More about Chapter 9

I’m beginning to see where Chapter 9 leads. Or at least the direction I’m heading.

(NOTE: I wrote this almost a month ago. I let it age a bit to see how it felt. Still feels good, so I’m going with it.)

First, I’ll be moving. This was the decision that’s held me back. I love my apartment. I love the building, the location, the neighbors, my landlord. I love my two layers of plaster moldings in the living room, and I especially love my kitchen. I’ve never had a kitchen that’s a nice as the one I have.

But since losing the Presbytery gig two years ago, I can’t afford it. I tried to get a replacement second job. That worked out so miserably that it was the first time I ever deleted entries here. Stricken from the record. I’ve had a hard time coming to accept that I just can’t work more hours than I do, and that my income is going to be limited to what I make at the library.

So the apartment has to go, which is really a shame because its a large part of what made Chapter 8 the happiest of my life.

 

Second, a big drain my what remains of my meager income is Obamacare. My income is low enough that I get a huge subsidy. But the remaining portion of the monthly premium I have to pay consumes every last leftover cent of my budget. And it’s going up by over $50 a month in January.

It’s an interesting conundrum. While I have health insurance for the first time in over 20 years, I can’t afford the co-pays and deductibles to use it. That’s just plain silly.

I’m in relatively good health for my age. Hell, I’m in better overall heath than some people I know in their teens and 20s. But there are nuisance items—quality of life matters at best. So I took funds from the dwindling savings and saw the doc.

I left the first appointment with referrals to three specialists. I’ve seen them all now.
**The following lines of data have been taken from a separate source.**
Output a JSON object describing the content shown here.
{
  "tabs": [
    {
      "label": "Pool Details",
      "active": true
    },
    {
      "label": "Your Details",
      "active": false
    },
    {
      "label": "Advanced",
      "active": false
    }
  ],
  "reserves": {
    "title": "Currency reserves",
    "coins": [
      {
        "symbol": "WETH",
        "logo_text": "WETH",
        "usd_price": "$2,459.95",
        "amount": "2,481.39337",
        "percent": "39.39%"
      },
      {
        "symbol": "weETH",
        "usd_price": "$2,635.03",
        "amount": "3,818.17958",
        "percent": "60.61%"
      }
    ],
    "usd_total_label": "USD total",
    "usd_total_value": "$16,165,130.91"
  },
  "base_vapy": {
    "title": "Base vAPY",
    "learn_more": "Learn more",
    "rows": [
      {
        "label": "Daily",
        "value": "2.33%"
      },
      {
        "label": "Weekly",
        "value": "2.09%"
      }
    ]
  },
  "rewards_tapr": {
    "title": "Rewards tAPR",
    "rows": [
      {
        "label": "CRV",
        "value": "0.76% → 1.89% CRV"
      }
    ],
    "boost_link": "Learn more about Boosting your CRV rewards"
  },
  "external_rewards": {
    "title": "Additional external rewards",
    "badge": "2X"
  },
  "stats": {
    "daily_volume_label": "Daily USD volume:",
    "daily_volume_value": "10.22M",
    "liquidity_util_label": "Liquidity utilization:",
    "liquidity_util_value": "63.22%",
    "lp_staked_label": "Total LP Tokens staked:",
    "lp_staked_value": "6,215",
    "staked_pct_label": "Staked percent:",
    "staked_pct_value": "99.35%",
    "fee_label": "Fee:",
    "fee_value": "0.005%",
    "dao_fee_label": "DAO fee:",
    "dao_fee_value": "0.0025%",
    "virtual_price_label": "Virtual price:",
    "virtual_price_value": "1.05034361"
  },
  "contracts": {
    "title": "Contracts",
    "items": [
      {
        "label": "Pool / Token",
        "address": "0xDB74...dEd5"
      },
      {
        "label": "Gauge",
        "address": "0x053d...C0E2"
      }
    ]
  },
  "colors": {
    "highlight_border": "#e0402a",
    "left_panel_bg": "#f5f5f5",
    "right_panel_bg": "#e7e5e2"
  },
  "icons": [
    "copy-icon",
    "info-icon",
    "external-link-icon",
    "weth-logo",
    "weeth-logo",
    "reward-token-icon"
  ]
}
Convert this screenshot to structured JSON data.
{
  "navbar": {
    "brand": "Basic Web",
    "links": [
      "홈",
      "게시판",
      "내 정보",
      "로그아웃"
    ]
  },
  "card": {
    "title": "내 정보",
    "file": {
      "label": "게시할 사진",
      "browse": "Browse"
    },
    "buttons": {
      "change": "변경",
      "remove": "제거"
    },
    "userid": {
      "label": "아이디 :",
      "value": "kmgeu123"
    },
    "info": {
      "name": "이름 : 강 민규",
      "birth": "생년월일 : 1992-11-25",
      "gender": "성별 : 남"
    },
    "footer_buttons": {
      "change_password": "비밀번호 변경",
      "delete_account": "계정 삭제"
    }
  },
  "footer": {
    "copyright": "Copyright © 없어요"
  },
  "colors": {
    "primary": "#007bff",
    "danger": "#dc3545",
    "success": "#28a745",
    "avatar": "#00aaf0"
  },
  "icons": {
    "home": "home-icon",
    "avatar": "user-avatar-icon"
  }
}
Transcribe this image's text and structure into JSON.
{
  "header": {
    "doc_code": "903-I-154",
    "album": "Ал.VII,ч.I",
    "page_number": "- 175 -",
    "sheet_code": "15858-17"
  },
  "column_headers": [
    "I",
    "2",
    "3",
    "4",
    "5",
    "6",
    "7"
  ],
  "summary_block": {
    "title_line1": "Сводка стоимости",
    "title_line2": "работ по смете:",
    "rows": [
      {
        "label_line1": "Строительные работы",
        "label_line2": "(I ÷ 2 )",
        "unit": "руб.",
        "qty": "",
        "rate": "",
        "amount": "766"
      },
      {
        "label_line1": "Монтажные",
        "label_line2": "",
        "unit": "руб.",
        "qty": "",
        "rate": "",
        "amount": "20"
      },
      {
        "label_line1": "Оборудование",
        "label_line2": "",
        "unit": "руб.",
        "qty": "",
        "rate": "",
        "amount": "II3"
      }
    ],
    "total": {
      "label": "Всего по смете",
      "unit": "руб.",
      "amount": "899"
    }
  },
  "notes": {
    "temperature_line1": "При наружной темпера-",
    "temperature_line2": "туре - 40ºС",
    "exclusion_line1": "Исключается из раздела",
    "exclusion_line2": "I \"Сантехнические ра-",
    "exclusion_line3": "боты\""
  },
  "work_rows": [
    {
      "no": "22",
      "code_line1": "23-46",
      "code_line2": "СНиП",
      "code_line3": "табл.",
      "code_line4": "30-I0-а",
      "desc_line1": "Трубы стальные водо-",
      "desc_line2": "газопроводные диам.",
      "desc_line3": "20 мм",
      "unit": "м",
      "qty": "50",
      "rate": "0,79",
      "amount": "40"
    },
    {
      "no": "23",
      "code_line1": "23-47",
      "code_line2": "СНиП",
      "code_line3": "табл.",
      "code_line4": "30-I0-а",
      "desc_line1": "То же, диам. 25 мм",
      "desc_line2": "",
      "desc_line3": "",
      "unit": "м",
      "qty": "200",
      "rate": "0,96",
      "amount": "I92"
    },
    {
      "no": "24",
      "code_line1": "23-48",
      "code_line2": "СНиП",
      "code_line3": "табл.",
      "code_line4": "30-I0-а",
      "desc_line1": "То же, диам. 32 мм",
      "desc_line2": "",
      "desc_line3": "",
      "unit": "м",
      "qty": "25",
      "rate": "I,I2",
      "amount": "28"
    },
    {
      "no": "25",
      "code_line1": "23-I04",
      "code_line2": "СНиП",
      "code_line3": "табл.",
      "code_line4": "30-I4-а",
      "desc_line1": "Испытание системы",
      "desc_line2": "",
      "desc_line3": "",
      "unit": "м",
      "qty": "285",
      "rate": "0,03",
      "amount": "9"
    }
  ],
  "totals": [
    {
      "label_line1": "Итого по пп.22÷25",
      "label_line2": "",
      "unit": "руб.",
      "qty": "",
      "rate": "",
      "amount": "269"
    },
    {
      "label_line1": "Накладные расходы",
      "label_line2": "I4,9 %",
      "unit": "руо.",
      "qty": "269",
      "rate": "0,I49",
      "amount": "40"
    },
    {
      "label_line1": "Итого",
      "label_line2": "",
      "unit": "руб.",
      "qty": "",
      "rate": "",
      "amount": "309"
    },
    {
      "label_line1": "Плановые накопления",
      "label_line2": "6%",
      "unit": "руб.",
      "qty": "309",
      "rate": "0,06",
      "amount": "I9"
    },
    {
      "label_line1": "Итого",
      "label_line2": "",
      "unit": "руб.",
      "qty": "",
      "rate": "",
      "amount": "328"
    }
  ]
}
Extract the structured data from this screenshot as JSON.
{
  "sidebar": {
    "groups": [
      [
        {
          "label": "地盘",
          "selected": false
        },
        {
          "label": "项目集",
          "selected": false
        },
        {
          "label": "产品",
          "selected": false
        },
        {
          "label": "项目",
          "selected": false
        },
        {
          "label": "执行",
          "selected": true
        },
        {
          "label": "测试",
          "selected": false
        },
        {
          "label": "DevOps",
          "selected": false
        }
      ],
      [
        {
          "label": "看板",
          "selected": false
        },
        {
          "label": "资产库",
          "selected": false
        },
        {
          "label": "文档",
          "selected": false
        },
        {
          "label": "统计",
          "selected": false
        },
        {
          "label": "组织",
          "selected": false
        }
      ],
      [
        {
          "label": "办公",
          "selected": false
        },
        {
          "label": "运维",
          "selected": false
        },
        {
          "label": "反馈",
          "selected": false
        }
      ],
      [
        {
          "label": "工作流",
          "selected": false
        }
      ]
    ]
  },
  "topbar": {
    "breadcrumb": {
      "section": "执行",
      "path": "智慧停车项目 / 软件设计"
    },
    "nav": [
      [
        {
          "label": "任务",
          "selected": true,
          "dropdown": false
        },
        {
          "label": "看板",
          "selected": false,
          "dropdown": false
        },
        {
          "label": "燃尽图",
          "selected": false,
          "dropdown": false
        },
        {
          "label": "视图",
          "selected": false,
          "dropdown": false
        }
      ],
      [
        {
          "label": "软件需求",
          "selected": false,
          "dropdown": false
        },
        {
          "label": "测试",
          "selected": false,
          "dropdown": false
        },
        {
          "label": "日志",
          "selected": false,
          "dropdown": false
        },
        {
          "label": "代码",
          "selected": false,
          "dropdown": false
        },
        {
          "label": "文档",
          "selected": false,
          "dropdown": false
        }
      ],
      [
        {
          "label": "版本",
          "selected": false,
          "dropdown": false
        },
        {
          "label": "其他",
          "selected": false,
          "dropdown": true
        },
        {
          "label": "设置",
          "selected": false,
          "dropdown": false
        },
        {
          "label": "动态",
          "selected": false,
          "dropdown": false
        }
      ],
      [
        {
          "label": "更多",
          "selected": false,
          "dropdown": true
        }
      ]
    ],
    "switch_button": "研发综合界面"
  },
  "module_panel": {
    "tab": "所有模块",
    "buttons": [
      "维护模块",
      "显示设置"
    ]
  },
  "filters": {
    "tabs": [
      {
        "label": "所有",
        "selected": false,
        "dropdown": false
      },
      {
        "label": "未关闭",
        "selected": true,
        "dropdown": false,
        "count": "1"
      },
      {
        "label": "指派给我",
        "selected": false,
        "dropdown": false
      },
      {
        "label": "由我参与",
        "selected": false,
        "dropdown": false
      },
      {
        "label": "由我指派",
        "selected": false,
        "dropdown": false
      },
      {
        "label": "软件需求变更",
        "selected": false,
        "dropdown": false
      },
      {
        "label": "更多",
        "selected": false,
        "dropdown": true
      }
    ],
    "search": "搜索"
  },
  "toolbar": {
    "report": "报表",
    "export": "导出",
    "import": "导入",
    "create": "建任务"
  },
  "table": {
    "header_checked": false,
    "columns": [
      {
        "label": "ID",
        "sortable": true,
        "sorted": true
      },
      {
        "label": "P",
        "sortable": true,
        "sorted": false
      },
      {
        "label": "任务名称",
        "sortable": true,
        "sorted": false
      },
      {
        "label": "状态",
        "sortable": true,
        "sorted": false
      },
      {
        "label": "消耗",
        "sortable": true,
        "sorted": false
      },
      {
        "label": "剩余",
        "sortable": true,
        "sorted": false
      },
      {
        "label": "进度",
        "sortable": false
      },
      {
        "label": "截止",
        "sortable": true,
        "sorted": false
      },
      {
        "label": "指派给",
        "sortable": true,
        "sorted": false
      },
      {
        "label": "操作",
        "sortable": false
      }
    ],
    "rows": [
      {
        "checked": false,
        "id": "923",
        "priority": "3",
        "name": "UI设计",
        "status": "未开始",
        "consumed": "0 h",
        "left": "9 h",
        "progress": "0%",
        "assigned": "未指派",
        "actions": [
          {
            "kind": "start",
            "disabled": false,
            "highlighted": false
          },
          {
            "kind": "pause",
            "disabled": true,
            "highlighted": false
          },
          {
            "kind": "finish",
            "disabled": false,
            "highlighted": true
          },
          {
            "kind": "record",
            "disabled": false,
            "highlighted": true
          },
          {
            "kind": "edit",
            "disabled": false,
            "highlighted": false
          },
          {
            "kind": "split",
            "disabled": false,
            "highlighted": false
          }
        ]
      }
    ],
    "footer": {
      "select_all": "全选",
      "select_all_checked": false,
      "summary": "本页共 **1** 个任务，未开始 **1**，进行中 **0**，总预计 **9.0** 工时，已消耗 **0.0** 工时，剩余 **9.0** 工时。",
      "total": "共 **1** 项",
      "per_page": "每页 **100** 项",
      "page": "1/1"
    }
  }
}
I already have two new daily prescriptions, and one that’s to help an occasional flare up.

In any event, at a followup with my primary care, it was confirmed:

I’m really healthy for a 57-year-old American male.

The doc wishes she had lipid numbers that look like mine. So with that and a clean EKG, I won’t be needing a cardiologist in the foreseeable future. Thanks to cycling.

As a cyclist, the first thing I looked at in the blood work was hematocrit. Mine is 43. Just fine for civilians, but again, as a cyclist, I know that one number means an awful lot. I’m wondering how to improve it. And no, I mean to improve it without resorting to what Lance did.

Of course the other question is, why? After all, I’m at a level that I find satisfying. I’m only ever passed by actual racers. I climb better than most people. My endurance is limited not by my body but by my ADD. And in my race against the Grim Reaper, I’m still ahead.

I guess it’s that since I first got on a bike, there’s always been something to improve. There still is, I suppose, but what I lack is a reason other than, “because it’s there”.

Anyway, after sorting out the rest of the health matters, I’ll move on to dental. I figure with my health, I have a good 30 years left, and I’d like to get the same mileage out of the original-equipment choppers. After that, it’ll be time for new glasses.

So there’s a second reason to reduce housing expenses. All that shit’s expensive.

 

Third, and what’s coming out of the blue in Chapter 9, is a change in musical tastes. This one has me completely mystified. Blindsided.

(NOTE: This was written before I posted the one about SPYAIR fandom.)

Since the first night I walked into a dance club in 1975, dance music has tripped my trigger. Lately, I’ve kept my addiction alive with mixes from SoundCloud. Since I discovered SoundCloud, I’m all over the place there in the different dance genres and sub-genres, and I follow easily a dozen different DJs.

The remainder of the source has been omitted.